O argumento do sonho é a realização dessa possibilidade. Ele atua como uma espécie
de experimento racional que ameaça a relação entre imagem e sensibilidade. Se quando
sonhamos somos capazes de elaborar imagens dos objetos exteriores, sem a participação deles
e sem a mediação dos sentidos, ou seja, em um nível puramente ideal, talvez sequer haja uma
realidade sensível. Talvez, por exemplo, uma faculdade até então desconhecida seja, sozinha,
responsável pela produção das imagens sensíveis.
Entendemos, assim, que a recusa da loucura no quarto parágrafo da Primeira
Meditação, de modo algum compromete a engenhosidade da empresa cartesiana. Tão longe
quanto podemos ver, a loucura, tal como descrita no texto em questão, consistiria mais em um
problema neurofisiológico do que propriamente metafísico. Antes de um problema para a
filosofia, um problema para a medicina.
BIBLIOGRAFIA:

DERRIDA, Jaques (2009). Cogito e História da Loucura. Em: A escritura e a diferença.


Tradução: Maria Beatriz M. Nizza da Silva, Pedro L. Lopes e Pérola de Carvalho. SP:
Perspectiva, 4ª ed.

DESCARTES, René (2004). Meditações sobre Filosofia Primeira. Tradução: Fausto Castilho,
Ed. bilíngüe em latim e português. Campinas, SP: Editora da UNICAMP.

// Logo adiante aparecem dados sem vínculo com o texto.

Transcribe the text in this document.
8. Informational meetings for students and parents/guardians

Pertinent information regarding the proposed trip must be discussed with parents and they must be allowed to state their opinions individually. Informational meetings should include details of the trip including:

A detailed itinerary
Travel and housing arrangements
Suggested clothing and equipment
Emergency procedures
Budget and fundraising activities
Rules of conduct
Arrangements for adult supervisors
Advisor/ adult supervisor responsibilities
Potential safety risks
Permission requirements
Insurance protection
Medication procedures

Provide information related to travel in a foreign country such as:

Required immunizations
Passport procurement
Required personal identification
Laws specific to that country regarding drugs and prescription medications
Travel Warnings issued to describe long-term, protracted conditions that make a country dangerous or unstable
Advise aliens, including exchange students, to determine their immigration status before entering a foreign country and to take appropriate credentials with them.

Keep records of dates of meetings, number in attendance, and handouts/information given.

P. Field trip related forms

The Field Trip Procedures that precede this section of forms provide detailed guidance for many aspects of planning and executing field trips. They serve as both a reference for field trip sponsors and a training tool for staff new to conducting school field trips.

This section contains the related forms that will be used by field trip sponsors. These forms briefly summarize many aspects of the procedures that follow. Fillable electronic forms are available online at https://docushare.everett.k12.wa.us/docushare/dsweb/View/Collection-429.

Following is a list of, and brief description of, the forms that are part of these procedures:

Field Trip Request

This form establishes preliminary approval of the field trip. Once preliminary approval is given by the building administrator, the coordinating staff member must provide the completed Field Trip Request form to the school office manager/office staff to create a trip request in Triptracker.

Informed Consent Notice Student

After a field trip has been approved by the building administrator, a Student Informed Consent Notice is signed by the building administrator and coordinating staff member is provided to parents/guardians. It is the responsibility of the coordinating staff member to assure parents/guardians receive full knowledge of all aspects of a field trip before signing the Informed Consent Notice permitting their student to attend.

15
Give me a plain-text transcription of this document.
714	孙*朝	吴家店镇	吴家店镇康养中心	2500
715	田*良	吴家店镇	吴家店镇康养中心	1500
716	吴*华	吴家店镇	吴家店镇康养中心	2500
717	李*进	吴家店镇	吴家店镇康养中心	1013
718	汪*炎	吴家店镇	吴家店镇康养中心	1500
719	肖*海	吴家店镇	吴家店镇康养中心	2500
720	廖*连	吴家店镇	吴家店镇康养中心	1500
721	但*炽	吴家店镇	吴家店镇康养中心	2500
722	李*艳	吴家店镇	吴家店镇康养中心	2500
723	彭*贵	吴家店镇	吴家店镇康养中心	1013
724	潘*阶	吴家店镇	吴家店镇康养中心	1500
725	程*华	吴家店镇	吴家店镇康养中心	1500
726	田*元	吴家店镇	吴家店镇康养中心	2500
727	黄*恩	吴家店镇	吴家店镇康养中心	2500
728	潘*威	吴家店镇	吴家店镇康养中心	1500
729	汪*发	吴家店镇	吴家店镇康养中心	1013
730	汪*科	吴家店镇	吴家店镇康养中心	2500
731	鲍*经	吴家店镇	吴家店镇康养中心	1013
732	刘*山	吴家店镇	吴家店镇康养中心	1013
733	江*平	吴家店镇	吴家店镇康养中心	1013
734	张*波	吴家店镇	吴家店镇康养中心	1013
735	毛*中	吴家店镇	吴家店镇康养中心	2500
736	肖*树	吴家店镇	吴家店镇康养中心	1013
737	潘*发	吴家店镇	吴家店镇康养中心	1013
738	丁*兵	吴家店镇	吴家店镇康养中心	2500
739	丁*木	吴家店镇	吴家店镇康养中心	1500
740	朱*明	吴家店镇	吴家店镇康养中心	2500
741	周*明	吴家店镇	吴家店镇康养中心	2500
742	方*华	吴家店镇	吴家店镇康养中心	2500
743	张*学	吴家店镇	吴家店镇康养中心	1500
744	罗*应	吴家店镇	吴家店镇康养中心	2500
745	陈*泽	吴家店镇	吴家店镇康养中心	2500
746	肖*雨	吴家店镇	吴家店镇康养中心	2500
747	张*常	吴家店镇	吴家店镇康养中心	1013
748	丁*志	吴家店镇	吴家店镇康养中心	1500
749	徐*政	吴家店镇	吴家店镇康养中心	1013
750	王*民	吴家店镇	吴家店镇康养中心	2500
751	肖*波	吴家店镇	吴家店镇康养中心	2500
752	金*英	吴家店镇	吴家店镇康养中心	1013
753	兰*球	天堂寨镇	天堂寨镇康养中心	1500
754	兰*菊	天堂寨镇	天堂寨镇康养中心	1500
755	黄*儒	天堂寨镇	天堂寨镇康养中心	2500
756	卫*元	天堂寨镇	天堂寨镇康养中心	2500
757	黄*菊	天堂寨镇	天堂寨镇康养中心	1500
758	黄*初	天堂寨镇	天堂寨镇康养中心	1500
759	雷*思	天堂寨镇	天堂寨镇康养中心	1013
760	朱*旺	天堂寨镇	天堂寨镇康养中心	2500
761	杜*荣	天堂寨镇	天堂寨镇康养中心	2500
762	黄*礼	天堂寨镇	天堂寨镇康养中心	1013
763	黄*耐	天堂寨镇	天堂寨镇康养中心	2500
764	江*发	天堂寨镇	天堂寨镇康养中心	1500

______ (1994). Obra Escolhida. Tradução: J. Guinsburg e Bento Prado Jr. Prefácio e Notas:
Gérard Lebrun. RJ: Bertrand Brasil, 3ª ed.

FOUCAULT, Michel (1978). História da Loucura na Idade Clássica. Tradução: José Teixeira
Coelho Neto. SP: Perspectiva, 8ª ed.

______ (2006). Prefácio (Folie et déraison). Em: Problematização do sujeito: psicologia,


psiquiatria e psicanálise. Tradução: Vera Lúcia A. Ribeiro. Organização e seleção de textos:
Manoel Barros da Motta. RJ: Editora Florense Universitária, 2ª ed.